Danish Extraordinary Meeting on Relations With the United States
Donald J. Trump aboard Air Force One on January 5, 2026, where he briefed the press on the "need for Greenland." (Screenshot from X)
On Tuesday, January 6, the Danish Foreign Affairs Committee was called to an emergency meeting about "the kingdom's relationship with the United States."
Danish Foreign Minister Lars Løkke Rasmussen and Defense Minister Troels Lund Poulsen are participating from the Danish government, according to the Danish news agency Ritzau.

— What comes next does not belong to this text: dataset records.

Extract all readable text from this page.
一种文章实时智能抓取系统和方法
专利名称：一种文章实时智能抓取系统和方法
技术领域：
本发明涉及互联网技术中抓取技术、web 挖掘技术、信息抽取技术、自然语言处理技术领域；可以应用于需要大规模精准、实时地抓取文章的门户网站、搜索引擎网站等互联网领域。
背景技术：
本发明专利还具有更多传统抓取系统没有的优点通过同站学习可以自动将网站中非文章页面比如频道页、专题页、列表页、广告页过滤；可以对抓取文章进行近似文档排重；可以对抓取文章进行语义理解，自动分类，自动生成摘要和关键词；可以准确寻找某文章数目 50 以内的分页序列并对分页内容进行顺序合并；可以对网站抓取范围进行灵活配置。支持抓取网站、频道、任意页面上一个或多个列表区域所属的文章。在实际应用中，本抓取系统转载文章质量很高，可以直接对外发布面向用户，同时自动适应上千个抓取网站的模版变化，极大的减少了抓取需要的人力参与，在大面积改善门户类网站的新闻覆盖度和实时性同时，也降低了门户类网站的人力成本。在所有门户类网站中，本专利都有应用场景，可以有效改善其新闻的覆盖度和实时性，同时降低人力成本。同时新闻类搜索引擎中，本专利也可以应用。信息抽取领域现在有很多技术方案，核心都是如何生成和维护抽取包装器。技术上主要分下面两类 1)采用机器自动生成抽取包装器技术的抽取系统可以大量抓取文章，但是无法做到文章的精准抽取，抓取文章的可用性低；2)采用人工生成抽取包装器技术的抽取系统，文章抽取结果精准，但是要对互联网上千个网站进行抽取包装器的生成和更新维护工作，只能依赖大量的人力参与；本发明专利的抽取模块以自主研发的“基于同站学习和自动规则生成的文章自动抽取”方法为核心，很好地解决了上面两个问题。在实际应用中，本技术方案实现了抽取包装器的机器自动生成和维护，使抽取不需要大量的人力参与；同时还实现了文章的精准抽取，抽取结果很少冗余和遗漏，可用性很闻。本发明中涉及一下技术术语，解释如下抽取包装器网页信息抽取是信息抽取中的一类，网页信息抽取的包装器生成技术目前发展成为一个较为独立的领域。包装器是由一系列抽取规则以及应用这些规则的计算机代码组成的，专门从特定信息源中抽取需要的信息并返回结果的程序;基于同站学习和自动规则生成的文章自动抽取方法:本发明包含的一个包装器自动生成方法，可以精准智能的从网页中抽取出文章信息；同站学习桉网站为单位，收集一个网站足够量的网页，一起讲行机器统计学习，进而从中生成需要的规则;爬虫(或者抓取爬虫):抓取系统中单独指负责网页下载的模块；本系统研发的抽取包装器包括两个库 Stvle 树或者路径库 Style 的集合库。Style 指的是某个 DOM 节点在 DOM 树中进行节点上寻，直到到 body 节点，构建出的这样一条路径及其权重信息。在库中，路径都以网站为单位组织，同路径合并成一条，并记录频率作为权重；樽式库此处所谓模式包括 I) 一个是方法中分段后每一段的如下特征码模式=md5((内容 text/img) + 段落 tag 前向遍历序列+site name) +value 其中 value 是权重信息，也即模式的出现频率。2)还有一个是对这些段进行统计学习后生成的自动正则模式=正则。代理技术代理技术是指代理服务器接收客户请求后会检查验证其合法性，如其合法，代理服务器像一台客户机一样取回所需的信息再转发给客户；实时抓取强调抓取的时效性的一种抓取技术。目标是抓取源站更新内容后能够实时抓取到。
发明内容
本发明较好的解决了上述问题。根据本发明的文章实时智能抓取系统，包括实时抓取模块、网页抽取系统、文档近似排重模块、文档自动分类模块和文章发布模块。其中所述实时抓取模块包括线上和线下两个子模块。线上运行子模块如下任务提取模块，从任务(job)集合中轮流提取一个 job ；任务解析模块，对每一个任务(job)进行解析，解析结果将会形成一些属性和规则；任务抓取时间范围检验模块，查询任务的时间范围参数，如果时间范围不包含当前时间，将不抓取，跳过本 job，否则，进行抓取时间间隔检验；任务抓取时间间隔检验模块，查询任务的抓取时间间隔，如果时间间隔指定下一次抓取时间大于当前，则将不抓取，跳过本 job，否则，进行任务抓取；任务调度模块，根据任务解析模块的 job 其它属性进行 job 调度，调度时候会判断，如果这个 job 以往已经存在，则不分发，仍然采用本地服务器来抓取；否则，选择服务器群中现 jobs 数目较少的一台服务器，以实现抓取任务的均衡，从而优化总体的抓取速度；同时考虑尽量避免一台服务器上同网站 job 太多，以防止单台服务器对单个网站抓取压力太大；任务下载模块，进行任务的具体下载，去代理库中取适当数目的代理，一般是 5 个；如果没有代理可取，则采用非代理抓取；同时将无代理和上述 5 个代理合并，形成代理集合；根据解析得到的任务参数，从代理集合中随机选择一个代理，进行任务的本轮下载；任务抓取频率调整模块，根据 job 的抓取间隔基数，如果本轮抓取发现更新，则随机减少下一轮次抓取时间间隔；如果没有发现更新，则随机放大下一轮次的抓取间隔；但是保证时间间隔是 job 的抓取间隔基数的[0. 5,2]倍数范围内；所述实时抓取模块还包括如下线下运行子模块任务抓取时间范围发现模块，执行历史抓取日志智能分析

The emergency meeting, which will take place at 6 p.m. Danish time, has only one item on the agenda:
The Kingdom's relations with the United States.
Rising tension
The backdrop is US President Donald Trump's suggestion that the United States wants to gain control of Greenland, which is part of the Danish Kingdom. Trump stated a few days ago that the United States "needs Greenland for national security reasons."
Shortly after Donald Trump violated international law in his attack on Venezuela, the wife of Trump's deputy chief of staff, Katie Miller, published a map of Greenland dressed in the American flag.
With the caption "Soon."
Threats
Denmark's Prime Minister Mette Frederiksen (S) said on Monday that "if a NATO country attacks another NATO country, everything stops. When NATO was established at the time, it was to avoid war and conflict."
On Tuesday evening, Deputy Chief of Staff Stephen Miller said at the White House that "no one is going to fight militarily against the United States over the future of Greenland."
"The United States is the strongest power in NATO. In order for the United States to be able to secure the Arctic region and protect and defend NATO interests, it is clear that Greenland should be part of the United States", Stephen Miller told CNN.